Nearly a quarter of Detroit residents say their financial situation is better than a year ago, but the same percentage say it's gotten worse.
- Nearly half of residents surveyed say they're doing about the same financially as a year ago.
Why it matters: Recovery from pandemic financial strife has been uneven. Lower-income Detroiters who make under $30,000 a year are more likely to be worse off than a year ago, University of Michigan researchers found in a recent Detroit Metro Area Communities Study survey.
- Meanwhile, the survey shows nearly all residents who make more than $60,000 are doing the same or better.
Driving the news: Residents' finances would likely be in worse shape without pandemic stimulus checks and the temporarily-expanded Child Tax Credit.
Zoom in: There's been positive signs, with unemployment recovering more quickly than expected from the devastating 2020 average of 22.1% to an anticipated 9.9% in 2022, according to a February economic outlook report.

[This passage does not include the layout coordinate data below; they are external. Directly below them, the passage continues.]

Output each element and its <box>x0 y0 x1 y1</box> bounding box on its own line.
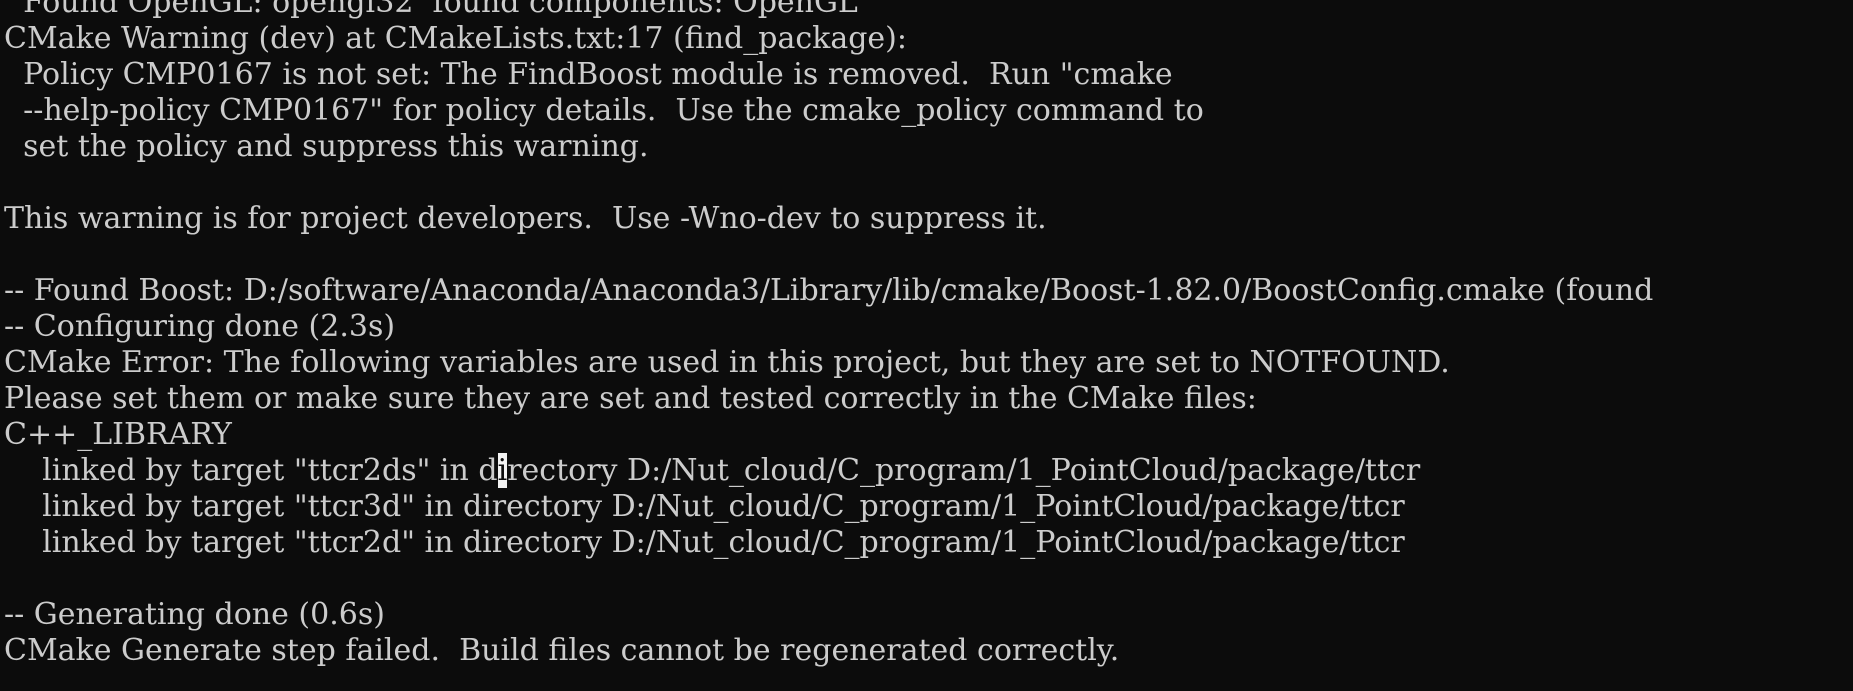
console-line: CMake Warning (dev) at CMakeLists.txt:17… <box>4 21 907 56</box>
console-line: set the policy and suppress this warning… <box>4 129 649 164</box>
console-line: This warning is for project developers. … <box>4 201 1047 236</box>
text-before-cursor: linked by target "ttcr2ds" in d <box>4 453 498 488</box>
console-line: -- Generating done (0.6s) <box>4 597 385 632</box>
console-line: Please set them or make sure they are se… <box>4 381 1257 416</box>
console-line-with-cursor: linked by target "ttcr2ds" in directory … <box>4 453 1853 489</box>
console-line: CMake Error: The following variables are… <box>4 345 1450 380</box>
console-line: linked by target "ttcr3d" in directory D… <box>4 489 1405 524</box>
console-line: CMake Generate step failed. Build files … <box>4 633 1120 668</box>
text-after-cursor: rectory D:/Nut_cloud/C_program/1_PointCl… <box>507 453 1421 488</box>
text-cursor[interactable]: i <box>497 453 508 488</box>
console-line: Policy CMP0167 is not set: The FindBoost… <box>4 57 1173 92</box>
console-line: -- Configuring done (2.3s) <box>4 309 396 344</box>
console-line: Found OpenGL: opengl32 found components:… <box>4 0 858 20</box>
console-line: linked by target "ttcr2d" in directory D… <box>4 525 1405 560</box>
terminal-window[interactable]: Found OpenGL: opengl32 found components:… <box>0 0 1853 691</box>
console-line: -- Found Boost: D:/software/Anaconda/Ana… <box>4 273 1654 308</box>
console-line: C++_LIBRARY <box>4 417 232 452</box>
console-output: Found OpenGL: opengl32 found components:… <box>4 0 1853 669</box>
console-line: --help-policy CMP0167" for policy detail… <box>4 93 1204 128</box>
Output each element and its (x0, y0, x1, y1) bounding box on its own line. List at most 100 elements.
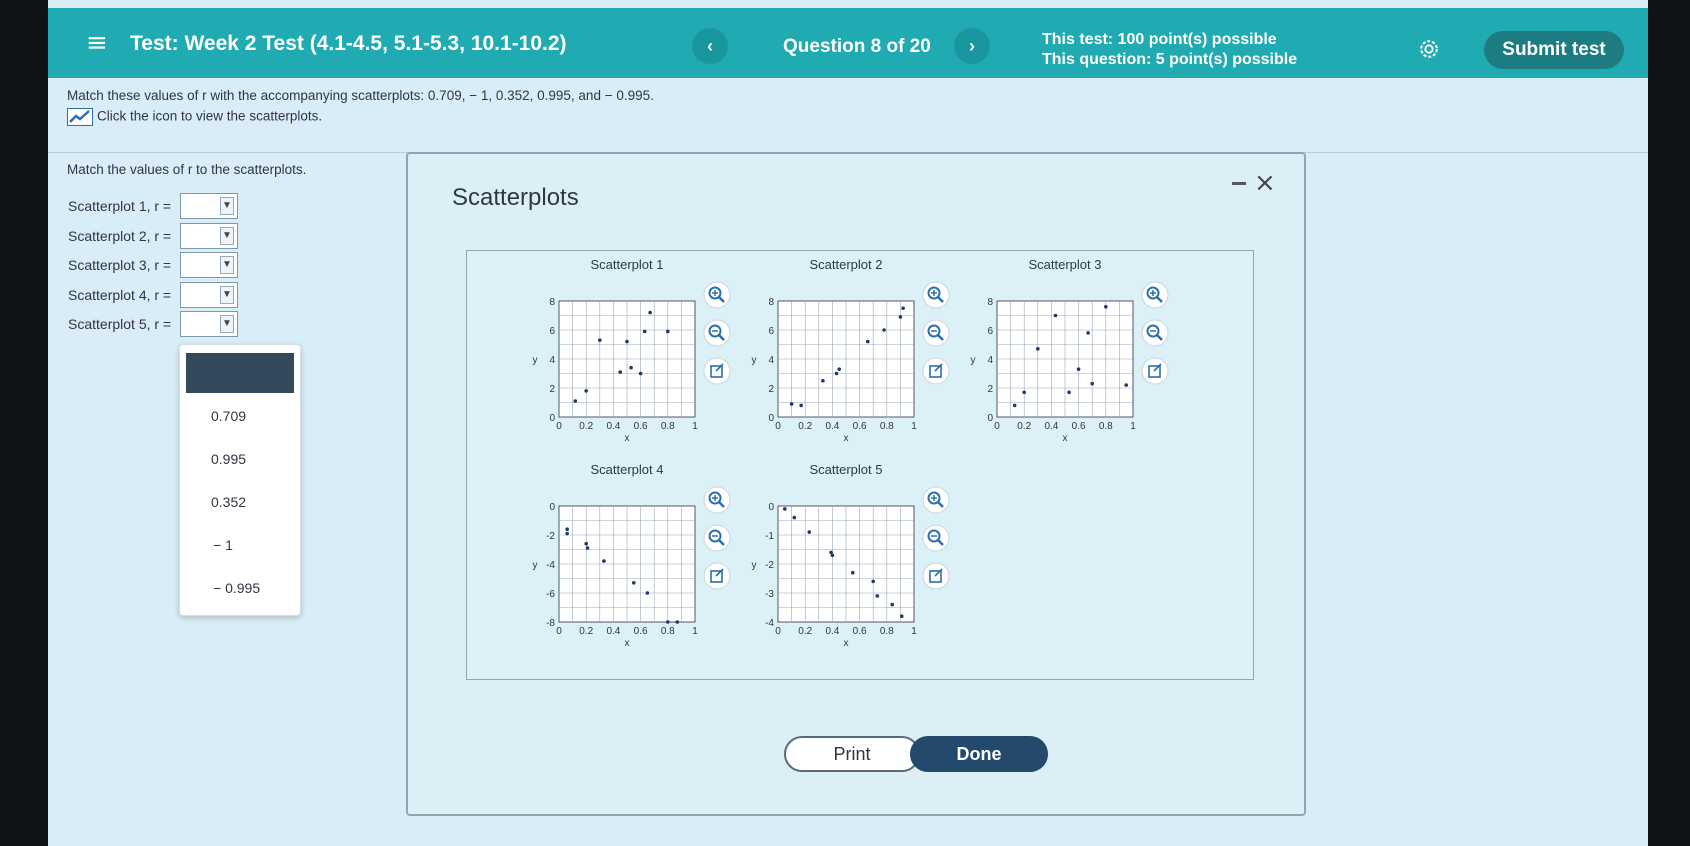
scatterplot-2: Scatterplot 2 0 0.2 0.4 0.6 0.8 1 0 2 4 6 8 x y (752, 257, 950, 444)
open-new-window-icon[interactable] (922, 357, 950, 385)
question-counter[interactable]: Question 8 of 20 (783, 36, 931, 58)
plot-title: Scatterplot 4 (591, 462, 664, 477)
option-0-709[interactable]: 0.709 (211, 408, 246, 424)
zoom-out-icon[interactable] (1141, 319, 1169, 347)
scatterplot-2-row: Scatterplot 2, r = ▼ (68, 222, 238, 250)
y-tick-label: -4 (546, 560, 555, 571)
x-tick-label: 0.2 (798, 421, 812, 432)
x-tick-label: 0.8 (880, 626, 894, 637)
scatterplot-4-r-dropdown[interactable]: ▼ (180, 282, 238, 308)
open-new-window-icon[interactable] (703, 357, 731, 385)
y-tick-label: 8 (549, 297, 555, 308)
scatterplot-3-r-dropdown[interactable]: ▼ (180, 252, 238, 278)
data-point (837, 367, 841, 371)
x-tick-label: 0.8 (661, 626, 675, 637)
y-tick-label: -3 (765, 589, 774, 600)
x-axis-label: x (1063, 433, 1068, 444)
x-tick-label: 0.6 (1072, 421, 1086, 432)
data-point (882, 328, 886, 332)
scatterplot-2-r-dropdown[interactable]: ▼ (180, 223, 238, 249)
data-point (565, 527, 569, 531)
scatterplots-panel: Scatterplot 1 0 0.2 0.4 0.6 0.8 1 0 2 4 6 8 x y Scatte… (466, 250, 1254, 680)
x-tick-label: 1 (692, 626, 698, 637)
x-tick-label: 0.4 (825, 626, 839, 637)
scatterplot-5-r-dropdown[interactable]: ▼ (180, 311, 238, 337)
zoom-out-icon-bg (922, 524, 950, 552)
zoom-in-icon[interactable] (703, 281, 731, 309)
data-point (666, 329, 670, 334)
view-scatterplots-link[interactable]: Click the icon to view the scatterplots. (97, 109, 322, 124)
zoom-in-icon[interactable] (922, 281, 950, 309)
x-tick-label: 0.4 (825, 421, 839, 432)
data-point (598, 338, 602, 342)
zoom-in-icon[interactable] (1141, 281, 1169, 309)
data-point (834, 371, 839, 376)
data-point (899, 614, 904, 618)
option-0-995[interactable]: 0.995 (211, 451, 246, 467)
menu-icon[interactable]: ≡ (86, 28, 108, 58)
scatterplot-1-r-dropdown[interactable]: ▼ (180, 193, 238, 219)
scatterplot-3-label: Scatterplot 3, r = (68, 257, 172, 273)
scatterplot-4-label: Scatterplot 4, r = (68, 287, 172, 303)
data-point (666, 620, 670, 624)
data-point (584, 389, 588, 393)
zoom-in-icon[interactable] (922, 486, 950, 514)
x-tick-label: 0.2 (579, 421, 593, 432)
data-point (618, 370, 622, 374)
data-point (871, 579, 875, 584)
zoom-out-icon[interactable] (922, 319, 950, 347)
x-tick-label: 0.2 (579, 626, 593, 637)
x-tick-label: 0.6 (634, 626, 648, 637)
data-point (1104, 305, 1108, 309)
x-axis-label: x (844, 433, 849, 444)
option-minus-0-995[interactable]: − 0.995 (213, 580, 260, 596)
close-icon[interactable]: × (1254, 168, 1276, 198)
data-point (625, 339, 629, 344)
open-new-window-icon[interactable] (922, 562, 950, 590)
done-button[interactable]: Done (910, 736, 1048, 772)
gear-icon[interactable] (1418, 38, 1440, 60)
data-point (602, 559, 606, 563)
match-instruction: Match the values of r to the scatterplot… (67, 162, 307, 177)
data-point (1022, 390, 1026, 395)
open-new-window-icon[interactable] (703, 562, 731, 590)
data-point (865, 339, 870, 344)
x-tick-label: 1 (911, 626, 917, 637)
chevron-down-icon: ▼ (220, 286, 234, 304)
chevron-down-icon: ▼ (220, 256, 234, 274)
dialog-title: Scatterplots (452, 184, 579, 211)
zoom-in-icon-bg (703, 281, 731, 309)
x-axis-label: x (625, 638, 630, 649)
y-axis-label: y (533, 560, 538, 571)
data-point (1124, 383, 1128, 387)
scatterplot-3: Scatterplot 3 0 0.2 0.4 0.6 0.8 1 0 2 4 6 8 x y (971, 257, 1169, 444)
previous-question-button[interactable]: ‹ (692, 28, 728, 64)
zoom-out-icon[interactable] (703, 524, 731, 552)
data-point (807, 530, 812, 534)
zoom-out-icon-bg (922, 319, 950, 347)
zoom-in-icon[interactable] (703, 486, 731, 514)
data-point (632, 581, 636, 585)
data-point (898, 315, 903, 319)
selected-option-highlight[interactable] (186, 353, 294, 393)
plot-title: Scatterplot 2 (810, 257, 883, 272)
minimize-icon[interactable] (1232, 182, 1246, 185)
data-point (638, 371, 643, 376)
x-tick-label: 0.4 (606, 421, 620, 432)
y-tick-label: -2 (546, 531, 555, 542)
print-button[interactable]: Print (784, 736, 920, 772)
chart-icon[interactable] (67, 108, 93, 126)
option-0-352[interactable]: 0.352 (211, 494, 246, 510)
option-minus-1[interactable]: − 1 (213, 537, 233, 553)
y-tick-label: -2 (765, 560, 774, 571)
zoom-out-icon[interactable] (703, 319, 731, 347)
data-point (851, 570, 855, 575)
data-point (890, 602, 895, 607)
open-new-window-icon[interactable] (1141, 357, 1169, 385)
zoom-out-icon[interactable] (922, 524, 950, 552)
y-tick-label: 2 (987, 384, 993, 395)
y-tick-label: 2 (549, 384, 555, 395)
next-question-button[interactable]: › (954, 28, 990, 64)
submit-test-button[interactable]: Submit test (1484, 31, 1624, 69)
data-point (573, 399, 578, 403)
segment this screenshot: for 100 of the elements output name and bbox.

Yes, but: Housing costs remain a huge problem for residents, with a third saying they've missed one or more payments in the last year, the recent survey found.
Quick take: Lydia Wileden, a research associate who co-wrote the report, went into the data analysis with two at-odds hypotheses, she tells Axios.
- In one scenario, COVID-19 could have been a "great equalizer" that shocked the economic system to help reduce inequality, she says.
- In the other scenario, which now seems to be the more accurate one, "we're actually seeing this pulling apart and reinforcing inequality," Wileden says.
The bottom line: Researchers aren't able to clearly see how people would have fared financially without support during the pandemic like stimulus payments and nonprofit sector assistance, Wileden adds, making it difficult to know how much worse things may have been.